All tracks were composed by Nathaniel Méchaly and Maxime Garoute, except where otherwise noted.
1. "Revolver" – 03:58
2. "Later That Night" – 02:02
3. "Atom's Tomb" (Electrelane) – 02:11
4. "The Heist" – 02:52
5. "Fear Me" – 03:42
6. "Mucchio Selvaggio" (Ennio Morricone, performed by 2raumwohnung) – 05:06
7. "Chess Room" – 02:03
8. "Sorter Shoot Out" – 01:56
9. "Purple Requiem" – 04:00
10. "3 Eddie Story" – 02:40
11. "End Casino" – 02:50
12. "Opera" (from Antonio Vivaldi's Nisi Dominus, third movement, performed by Emmanuel Santarromana) – 04:03
13. "Casino" – 01:54
14. "Jack Accident" – 02:02
15. "The Mental Traveler" – 04:08
16. "To Never Miss" – 01:18
17. "Ask Yourself" (Plastikman) – 08:51
18. "Gnossienne No. 1" (from Erik Satie performed by Alessandra Celletti) – 04:18
19. "Metropolitan" (Emmanuel Santarromana) – 3:18

== Home media ==
- Extras featuring director Guy Ritchie
- The Concept: an interview with director Guy Ritchie and editor James Herbert on the subject of the film's conceptual and editorial development
- The Game: The Making Of Revolver
- Stills gallery (over 100 stills against film soundtrack)
- Seven deleted scenes with director's commentary
- Outtakes
- Music trailer
- Audio
- Dolby Digital 5.1
- DTS Digital Surround 5.1
- Aspect ratio
- 2.35 Widescreen / Color
- Regional format
- Revolver is currently available in both Regions 1 and 2 on DVD.
  - Region 2 is the original 2005 theatrical release, while Region 1 is the 2007 re-edited version, created by Ritchie to simplify and/or clarify some plot points after criticism that the film was too hard to follow.

== Reception ==
===Box office===
As of 20 December 2005, the film had grossed $6,811,925.

=== Critical response ===
The film was generally panned by critics, who viewed it as pretentious with an over-complicated plot. On Rotten Tomatoes, it has an approval rating of 13% based on reviews from 67 critics. The consensus reads, "In attempting to meld his successful previous formulas with philosophical musings, Guy Ritchie has produced an incoherent misfire." Metacritic, which uses a weighted average, assigned the film a score of 25 out of 100, based on 21 critics, indicating "generally unfavorable" reviews.
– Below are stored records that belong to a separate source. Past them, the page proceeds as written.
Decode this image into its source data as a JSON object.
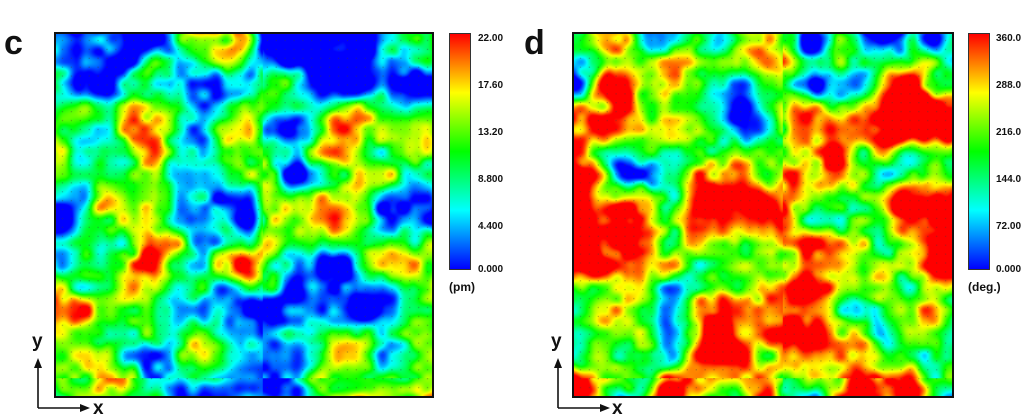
{
  "chart_data": [
    {
      "panel": "c",
      "type": "heatmap",
      "xlabel": "x",
      "ylabel": "y",
      "colorbar": {
        "ticks": [
          "22.00",
          "17.60",
          "13.20",
          "8.800",
          "4.400",
          "0.000"
        ],
        "range": [
          0,
          22
        ],
        "unit": "(pm)",
        "colormap": [
          "#0000ff",
          "#00ffff",
          "#00ff00",
          "#ffff00",
          "#ff0000"
        ]
      },
      "overall_level": "low-to-mid (mostly cyan/green, blue patches at top, scattered red spots)"
    },
    {
      "panel": "d",
      "type": "heatmap",
      "xlabel": "x",
      "ylabel": "y",
      "colorbar": {
        "ticks": [
          "360.0",
          "288.0",
          "216.0",
          "144.0",
          "72.00",
          "0.000"
        ],
        "range": [
          0,
          360
        ],
        "unit": "(deg.)",
        "colormap": [
          "#0000ff",
          "#00ffff",
          "#00ff00",
          "#ffff00",
          "#ff0000"
        ]
      },
      "overall_level": "high (mostly orange/red with green regions, blue domains at top-left and scattered blue spots)"
    }
  ],
  "colors": {
    "axis": "#111111",
    "dots": "#444444"
  }
}
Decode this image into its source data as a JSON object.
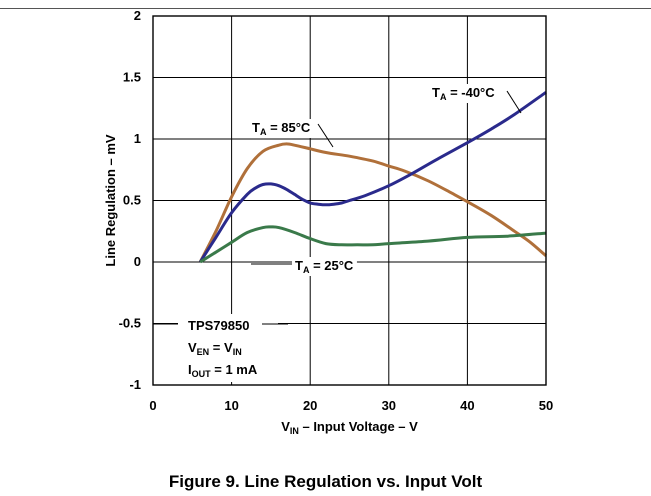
{
  "caption": "Figure 9. Line Regulation vs. Input Volt",
  "chart_data": {
    "type": "line",
    "xlabel": {
      "main": "V",
      "sub": "IN",
      "rest": " – Input Voltage – V"
    },
    "ylabel": "Line Regulation – mV",
    "xlim": [
      0,
      50
    ],
    "ylim": [
      -1,
      2
    ],
    "xticks": [
      0,
      10,
      20,
      30,
      40,
      50
    ],
    "yticks": [
      2,
      1.5,
      1,
      0.5,
      0,
      -0.5,
      -1
    ],
    "ytick_labels": [
      "2",
      "1.5",
      "1",
      "0.5",
      "0",
      "-0.5",
      "-1"
    ],
    "grid": true,
    "series": [
      {
        "name": {
          "main": "T",
          "sub": "A",
          "rest": " = 85°C"
        },
        "color": "#b0703a",
        "x": [
          6,
          8,
          10,
          12,
          14,
          16,
          17,
          18,
          20,
          22,
          25,
          28,
          30,
          32,
          35,
          38,
          40,
          43,
          46,
          48,
          50
        ],
        "y": [
          0,
          0.25,
          0.53,
          0.76,
          0.9,
          0.95,
          0.96,
          0.95,
          0.92,
          0.89,
          0.86,
          0.82,
          0.78,
          0.74,
          0.66,
          0.56,
          0.49,
          0.38,
          0.25,
          0.16,
          0.05
        ]
      },
      {
        "name": {
          "main": "T",
          "sub": "A",
          "rest": " = -40°C"
        },
        "color": "#2a2a8c",
        "x": [
          6,
          8,
          10,
          12,
          13,
          14,
          15,
          16,
          17,
          18,
          19,
          20,
          21,
          22,
          23,
          24,
          25,
          27,
          30,
          33,
          36,
          40,
          43,
          46,
          50
        ],
        "y": [
          0,
          0.2,
          0.4,
          0.55,
          0.6,
          0.63,
          0.635,
          0.62,
          0.59,
          0.55,
          0.51,
          0.48,
          0.47,
          0.465,
          0.47,
          0.48,
          0.5,
          0.54,
          0.62,
          0.72,
          0.83,
          0.97,
          1.08,
          1.2,
          1.38
        ]
      },
      {
        "name": {
          "main": "T",
          "sub": "A",
          "rest": " = 25°C"
        },
        "color": "#3a7a4a",
        "x": [
          6,
          8,
          10,
          12,
          14,
          15,
          16,
          18,
          20,
          22,
          24,
          26,
          28,
          30,
          35,
          40,
          45,
          50
        ],
        "y": [
          0,
          0.08,
          0.16,
          0.24,
          0.28,
          0.285,
          0.28,
          0.24,
          0.19,
          0.15,
          0.14,
          0.14,
          0.14,
          0.15,
          0.17,
          0.2,
          0.21,
          0.235
        ]
      }
    ],
    "annotation": {
      "device": "TPS79850",
      "conditions": [
        {
          "main": "V",
          "sub": "EN",
          "rest": " = V",
          "sub2": "IN"
        },
        {
          "main": "I",
          "sub": "OUT",
          "rest": " = 1 mA",
          "sub2": ""
        }
      ]
    }
  }
}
Reviews were so poor in the UK that a positive quote placed prominently on the film's poster, saying that the director was "back to his best" and attributed to the newspaper The Sun, in fact came from a promotional section of the Suns website created and paid for by a public-relations agency on behalf of the film's distributors.
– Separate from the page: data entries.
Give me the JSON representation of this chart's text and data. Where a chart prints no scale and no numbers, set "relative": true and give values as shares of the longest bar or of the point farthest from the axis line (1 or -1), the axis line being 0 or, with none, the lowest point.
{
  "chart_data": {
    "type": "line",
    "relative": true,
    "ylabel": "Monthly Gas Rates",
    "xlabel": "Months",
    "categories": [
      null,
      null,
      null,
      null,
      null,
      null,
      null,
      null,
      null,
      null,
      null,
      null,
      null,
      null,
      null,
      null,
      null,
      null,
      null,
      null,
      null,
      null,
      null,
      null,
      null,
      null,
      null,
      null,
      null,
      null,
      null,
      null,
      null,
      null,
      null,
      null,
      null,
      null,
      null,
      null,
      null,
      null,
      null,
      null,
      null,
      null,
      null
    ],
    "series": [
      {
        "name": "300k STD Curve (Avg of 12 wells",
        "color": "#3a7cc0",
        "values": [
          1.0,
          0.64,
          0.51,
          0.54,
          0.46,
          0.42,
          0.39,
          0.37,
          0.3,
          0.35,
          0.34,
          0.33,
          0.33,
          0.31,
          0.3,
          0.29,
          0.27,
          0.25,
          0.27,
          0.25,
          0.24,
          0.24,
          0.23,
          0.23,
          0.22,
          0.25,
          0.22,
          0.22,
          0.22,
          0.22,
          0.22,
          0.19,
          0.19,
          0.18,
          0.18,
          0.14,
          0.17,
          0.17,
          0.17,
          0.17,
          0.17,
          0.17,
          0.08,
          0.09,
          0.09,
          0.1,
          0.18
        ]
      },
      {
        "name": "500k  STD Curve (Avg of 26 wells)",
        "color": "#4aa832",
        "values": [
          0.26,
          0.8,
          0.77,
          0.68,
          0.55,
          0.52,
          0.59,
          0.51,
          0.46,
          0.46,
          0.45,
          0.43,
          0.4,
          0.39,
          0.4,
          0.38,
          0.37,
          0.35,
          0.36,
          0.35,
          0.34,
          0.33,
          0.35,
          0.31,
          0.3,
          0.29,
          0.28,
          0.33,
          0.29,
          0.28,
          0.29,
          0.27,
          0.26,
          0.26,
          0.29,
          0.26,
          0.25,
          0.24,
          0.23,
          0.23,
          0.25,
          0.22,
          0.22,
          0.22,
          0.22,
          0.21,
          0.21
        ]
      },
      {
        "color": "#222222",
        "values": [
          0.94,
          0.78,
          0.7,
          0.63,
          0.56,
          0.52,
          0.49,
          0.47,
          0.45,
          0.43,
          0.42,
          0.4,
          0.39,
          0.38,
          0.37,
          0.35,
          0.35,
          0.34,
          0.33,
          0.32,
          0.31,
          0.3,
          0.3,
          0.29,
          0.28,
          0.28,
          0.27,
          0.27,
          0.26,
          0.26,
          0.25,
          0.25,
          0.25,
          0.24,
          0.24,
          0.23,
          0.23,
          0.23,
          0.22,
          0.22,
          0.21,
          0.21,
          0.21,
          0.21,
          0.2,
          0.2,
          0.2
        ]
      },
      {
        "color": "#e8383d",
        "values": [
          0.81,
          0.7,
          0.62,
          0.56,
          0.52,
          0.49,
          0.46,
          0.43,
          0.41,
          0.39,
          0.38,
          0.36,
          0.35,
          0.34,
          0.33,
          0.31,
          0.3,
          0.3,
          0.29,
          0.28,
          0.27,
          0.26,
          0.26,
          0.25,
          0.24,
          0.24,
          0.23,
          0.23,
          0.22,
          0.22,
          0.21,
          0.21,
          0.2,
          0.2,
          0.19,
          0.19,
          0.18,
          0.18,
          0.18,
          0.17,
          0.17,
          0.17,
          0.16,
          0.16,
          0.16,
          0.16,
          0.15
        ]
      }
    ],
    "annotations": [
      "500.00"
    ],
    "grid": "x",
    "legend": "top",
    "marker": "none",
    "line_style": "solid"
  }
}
Some positive reviews, though, were published. Mark R. Leeper conceded that it was "a film for a narrow audience", but said that he personally rather "liked it" and gave it a score of 7/10. According to Brian Orndorf, Revolver "is the perfect movie for those who like to crack things open and dig around the innards", saying that it "reminded [him] quite a bit of Richard Kelly's film, Donnie Darko". He goes on to explain that "both films have a taste for the deliberately confusing, sharing scripts that take the viewer on a ride that requires much more than one simple viewing."